Breast augmentation is a common procedure that can help a woman feel more like herself. We aren’t all born with the bodies that suit our personality. Small breasts are not any less beautiful than larger breasts, but this is a physical feature that often means a lot to a woman. If you’ve been considering getting breast implants to enhance the size and shape of your breasts, you want to know how your choice will affect future mammograms.
Statistics indicate that 1 in 8 American women will get breast cancer in their lifetime. At this time, mammogram screening remains the gold standard for breast cancer detection. In an older study published in the International Journal of Cancer, it was reported that, while breast implants did not affect the outcome of breast cancer treatment, they did delay the initial diagnosis. Since that study was published, additional research has occurred, answering critical questions that we will discuss here.
Does implant position matter in mammogram screening results?
According to clinical observation, it is believed that the position of breast implants does make a difference in the outcome of mammogram imaging.
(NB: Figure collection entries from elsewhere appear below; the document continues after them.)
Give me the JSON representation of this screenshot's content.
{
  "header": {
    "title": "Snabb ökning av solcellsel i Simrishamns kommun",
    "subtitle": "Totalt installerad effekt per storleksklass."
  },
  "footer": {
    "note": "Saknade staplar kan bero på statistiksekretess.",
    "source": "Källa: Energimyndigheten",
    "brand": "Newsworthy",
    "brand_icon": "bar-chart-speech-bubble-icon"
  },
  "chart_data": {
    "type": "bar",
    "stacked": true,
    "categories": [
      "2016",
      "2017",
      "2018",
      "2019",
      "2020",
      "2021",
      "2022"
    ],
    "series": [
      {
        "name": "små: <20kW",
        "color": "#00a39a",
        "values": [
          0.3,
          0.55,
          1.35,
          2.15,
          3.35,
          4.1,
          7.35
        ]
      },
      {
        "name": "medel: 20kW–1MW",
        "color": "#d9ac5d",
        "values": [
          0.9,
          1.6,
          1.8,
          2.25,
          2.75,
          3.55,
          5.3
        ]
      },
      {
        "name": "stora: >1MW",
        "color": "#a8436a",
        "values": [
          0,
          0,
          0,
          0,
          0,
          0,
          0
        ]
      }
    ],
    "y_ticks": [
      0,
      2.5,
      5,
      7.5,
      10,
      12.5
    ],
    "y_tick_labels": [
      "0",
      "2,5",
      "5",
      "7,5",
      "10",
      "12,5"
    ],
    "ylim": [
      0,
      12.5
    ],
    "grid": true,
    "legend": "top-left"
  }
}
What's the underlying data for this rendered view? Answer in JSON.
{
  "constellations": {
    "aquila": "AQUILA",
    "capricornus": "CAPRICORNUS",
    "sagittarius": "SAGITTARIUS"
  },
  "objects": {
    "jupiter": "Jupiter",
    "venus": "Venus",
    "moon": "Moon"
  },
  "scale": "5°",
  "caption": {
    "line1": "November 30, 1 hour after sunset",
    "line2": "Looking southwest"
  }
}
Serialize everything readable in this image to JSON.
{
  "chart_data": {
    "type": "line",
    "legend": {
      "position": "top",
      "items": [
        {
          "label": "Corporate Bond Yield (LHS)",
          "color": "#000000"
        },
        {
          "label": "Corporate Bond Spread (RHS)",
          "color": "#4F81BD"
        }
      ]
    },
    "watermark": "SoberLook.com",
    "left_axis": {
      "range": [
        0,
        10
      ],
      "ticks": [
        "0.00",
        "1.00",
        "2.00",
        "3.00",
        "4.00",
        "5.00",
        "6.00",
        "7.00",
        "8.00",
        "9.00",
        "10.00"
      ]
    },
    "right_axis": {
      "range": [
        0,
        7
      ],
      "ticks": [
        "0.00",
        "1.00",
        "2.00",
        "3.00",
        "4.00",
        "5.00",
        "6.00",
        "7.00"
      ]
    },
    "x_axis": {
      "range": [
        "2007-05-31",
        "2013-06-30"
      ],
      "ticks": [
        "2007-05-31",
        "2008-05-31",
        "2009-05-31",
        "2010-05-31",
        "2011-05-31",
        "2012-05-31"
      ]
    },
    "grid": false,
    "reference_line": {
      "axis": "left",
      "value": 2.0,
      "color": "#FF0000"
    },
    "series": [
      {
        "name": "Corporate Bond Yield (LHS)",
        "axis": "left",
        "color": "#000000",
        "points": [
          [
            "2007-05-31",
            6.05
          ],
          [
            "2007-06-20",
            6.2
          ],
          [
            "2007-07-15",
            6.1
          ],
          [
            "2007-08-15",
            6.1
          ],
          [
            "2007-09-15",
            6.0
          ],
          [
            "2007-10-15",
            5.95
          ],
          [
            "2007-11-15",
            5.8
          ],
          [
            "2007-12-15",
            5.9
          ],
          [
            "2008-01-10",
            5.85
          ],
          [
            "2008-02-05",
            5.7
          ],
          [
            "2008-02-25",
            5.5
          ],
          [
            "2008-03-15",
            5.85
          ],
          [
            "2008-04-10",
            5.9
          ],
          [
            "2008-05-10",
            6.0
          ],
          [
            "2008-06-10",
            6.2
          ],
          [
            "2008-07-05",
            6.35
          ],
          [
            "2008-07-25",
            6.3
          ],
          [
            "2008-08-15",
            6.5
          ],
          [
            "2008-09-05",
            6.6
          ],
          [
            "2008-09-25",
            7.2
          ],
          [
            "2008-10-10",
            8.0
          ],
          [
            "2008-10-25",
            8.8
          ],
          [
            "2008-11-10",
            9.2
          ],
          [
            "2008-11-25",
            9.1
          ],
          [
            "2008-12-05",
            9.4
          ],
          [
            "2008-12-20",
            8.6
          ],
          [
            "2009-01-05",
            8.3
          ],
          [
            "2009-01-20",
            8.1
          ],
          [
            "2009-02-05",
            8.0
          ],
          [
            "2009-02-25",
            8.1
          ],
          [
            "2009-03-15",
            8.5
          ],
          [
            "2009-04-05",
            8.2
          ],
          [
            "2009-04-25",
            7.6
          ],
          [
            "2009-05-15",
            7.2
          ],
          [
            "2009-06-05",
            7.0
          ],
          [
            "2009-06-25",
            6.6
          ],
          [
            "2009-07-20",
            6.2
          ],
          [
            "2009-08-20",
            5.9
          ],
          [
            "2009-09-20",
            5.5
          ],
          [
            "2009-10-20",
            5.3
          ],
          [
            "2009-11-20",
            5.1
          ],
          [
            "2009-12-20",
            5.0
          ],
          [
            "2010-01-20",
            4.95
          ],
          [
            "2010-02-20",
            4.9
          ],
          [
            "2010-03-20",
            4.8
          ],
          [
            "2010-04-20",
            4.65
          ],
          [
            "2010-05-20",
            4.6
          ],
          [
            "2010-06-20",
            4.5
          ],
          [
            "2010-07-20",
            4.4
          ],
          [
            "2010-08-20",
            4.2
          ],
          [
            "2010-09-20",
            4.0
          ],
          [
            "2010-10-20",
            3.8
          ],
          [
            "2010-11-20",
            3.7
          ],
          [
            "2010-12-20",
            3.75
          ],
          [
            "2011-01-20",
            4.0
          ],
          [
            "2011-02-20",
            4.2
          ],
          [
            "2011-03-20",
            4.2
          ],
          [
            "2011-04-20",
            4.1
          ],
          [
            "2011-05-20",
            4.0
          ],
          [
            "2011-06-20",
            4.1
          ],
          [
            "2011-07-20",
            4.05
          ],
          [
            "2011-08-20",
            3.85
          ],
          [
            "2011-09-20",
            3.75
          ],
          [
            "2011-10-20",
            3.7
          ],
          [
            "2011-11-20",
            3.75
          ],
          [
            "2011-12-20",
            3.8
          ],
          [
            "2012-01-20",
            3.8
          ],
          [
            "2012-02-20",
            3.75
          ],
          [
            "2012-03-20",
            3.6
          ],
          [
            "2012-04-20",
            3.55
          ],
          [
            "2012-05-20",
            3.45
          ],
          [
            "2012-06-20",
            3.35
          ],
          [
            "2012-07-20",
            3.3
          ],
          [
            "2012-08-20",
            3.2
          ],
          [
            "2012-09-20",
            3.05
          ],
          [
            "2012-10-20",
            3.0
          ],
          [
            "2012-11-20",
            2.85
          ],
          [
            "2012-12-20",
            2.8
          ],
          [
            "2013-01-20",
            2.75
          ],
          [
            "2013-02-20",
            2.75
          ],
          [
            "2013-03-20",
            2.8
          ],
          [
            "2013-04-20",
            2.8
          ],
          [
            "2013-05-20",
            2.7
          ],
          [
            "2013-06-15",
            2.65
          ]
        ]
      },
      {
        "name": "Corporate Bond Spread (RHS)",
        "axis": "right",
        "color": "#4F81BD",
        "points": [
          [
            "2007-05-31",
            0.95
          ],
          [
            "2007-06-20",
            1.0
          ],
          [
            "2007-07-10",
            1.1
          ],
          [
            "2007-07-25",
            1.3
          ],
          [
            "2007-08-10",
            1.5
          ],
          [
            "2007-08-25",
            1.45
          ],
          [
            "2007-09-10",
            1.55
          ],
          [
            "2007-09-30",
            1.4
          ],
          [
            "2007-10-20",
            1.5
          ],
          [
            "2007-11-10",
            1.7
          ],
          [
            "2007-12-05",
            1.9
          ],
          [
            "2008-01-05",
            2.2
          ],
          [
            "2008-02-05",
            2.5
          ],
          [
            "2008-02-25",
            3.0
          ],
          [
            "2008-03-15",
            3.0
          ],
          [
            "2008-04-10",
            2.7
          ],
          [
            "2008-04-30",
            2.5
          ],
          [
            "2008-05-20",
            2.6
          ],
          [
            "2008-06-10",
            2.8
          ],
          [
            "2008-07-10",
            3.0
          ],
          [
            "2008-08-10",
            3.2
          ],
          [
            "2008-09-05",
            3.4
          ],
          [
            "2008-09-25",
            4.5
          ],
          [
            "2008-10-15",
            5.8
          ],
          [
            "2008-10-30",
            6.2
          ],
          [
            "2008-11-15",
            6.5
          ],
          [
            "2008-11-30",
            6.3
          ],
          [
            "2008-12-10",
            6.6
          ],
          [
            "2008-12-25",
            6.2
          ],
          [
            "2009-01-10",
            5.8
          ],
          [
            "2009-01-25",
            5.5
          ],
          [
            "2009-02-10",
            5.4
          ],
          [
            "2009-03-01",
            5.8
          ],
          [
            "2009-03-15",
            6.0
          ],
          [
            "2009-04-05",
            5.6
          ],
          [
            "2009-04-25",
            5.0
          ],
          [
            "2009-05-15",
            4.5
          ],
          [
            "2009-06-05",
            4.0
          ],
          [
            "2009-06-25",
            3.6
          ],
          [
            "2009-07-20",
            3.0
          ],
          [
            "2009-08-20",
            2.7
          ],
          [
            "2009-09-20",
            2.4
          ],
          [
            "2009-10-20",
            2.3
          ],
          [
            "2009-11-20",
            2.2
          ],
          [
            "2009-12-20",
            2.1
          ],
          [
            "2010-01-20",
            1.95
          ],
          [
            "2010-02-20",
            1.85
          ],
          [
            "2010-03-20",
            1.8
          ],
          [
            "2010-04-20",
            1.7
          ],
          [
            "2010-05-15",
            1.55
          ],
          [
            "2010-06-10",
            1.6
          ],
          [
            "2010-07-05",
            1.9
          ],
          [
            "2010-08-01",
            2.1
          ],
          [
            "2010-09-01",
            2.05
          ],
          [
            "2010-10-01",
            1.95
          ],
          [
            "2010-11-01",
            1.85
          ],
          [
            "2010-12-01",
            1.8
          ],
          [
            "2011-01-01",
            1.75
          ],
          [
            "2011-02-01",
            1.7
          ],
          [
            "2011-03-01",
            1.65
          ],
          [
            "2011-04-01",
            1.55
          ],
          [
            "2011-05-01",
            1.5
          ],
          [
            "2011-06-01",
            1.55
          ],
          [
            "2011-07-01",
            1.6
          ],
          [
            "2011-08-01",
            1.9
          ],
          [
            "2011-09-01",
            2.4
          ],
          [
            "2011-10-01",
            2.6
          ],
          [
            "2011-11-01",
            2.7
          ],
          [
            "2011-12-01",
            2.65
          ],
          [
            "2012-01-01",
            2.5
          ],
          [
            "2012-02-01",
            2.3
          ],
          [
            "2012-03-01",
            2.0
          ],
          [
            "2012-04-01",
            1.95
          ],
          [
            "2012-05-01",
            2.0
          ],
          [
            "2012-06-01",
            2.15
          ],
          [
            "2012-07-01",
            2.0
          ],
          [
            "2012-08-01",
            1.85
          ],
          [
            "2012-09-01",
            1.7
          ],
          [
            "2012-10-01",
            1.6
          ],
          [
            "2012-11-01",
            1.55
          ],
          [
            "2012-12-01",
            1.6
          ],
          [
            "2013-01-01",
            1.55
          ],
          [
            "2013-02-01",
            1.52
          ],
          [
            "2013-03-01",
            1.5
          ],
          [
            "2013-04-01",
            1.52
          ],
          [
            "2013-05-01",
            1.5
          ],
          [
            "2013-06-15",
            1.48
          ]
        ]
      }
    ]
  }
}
Breast implants placed over the muscle can obscure the visualization of breast tissue to some degree. When implants are placed below the muscle, the screening may be more accurate.
Regardless of the position of breast implants, women who have undergone breast augmentation typically need an additional mammogram view, called the Eklund, to achieve the best possible visualization of breast tissue.
Does capsular contracture affect mammogram screenings?
Capsular contracture is a complication from breast augmentation that involves the development of thick scar tissue around the implant. In one study researchers determined that a grade III or IV capsular contracture was the most important factor limiting the visualization of breast tissue. These grades on the Baker Scale are more severe and usually coincide with symptoms such as breast firmness and pain.
Does having breast implants increase the risk of getting breast cancer?
According to multiple studies, there is no indication that having breast implants will increase a woman’s chances of getting breast cancer. This is true even in light of the recall that took place in 2019 that linked a certain type of textured breast implant with breast implant-associated anaplastic large cell lymphoma (BIA-ALCL). In fact, some studies suggest that women with breast implants tend to have a lower instance of breast cancer. It is not that breast implants are protective, but perhaps that women who get breast implants typically have less breast tissue to begin with. If a woman with breast implants does develop breast cancer, her prognosis is not affected by her breast augmentation.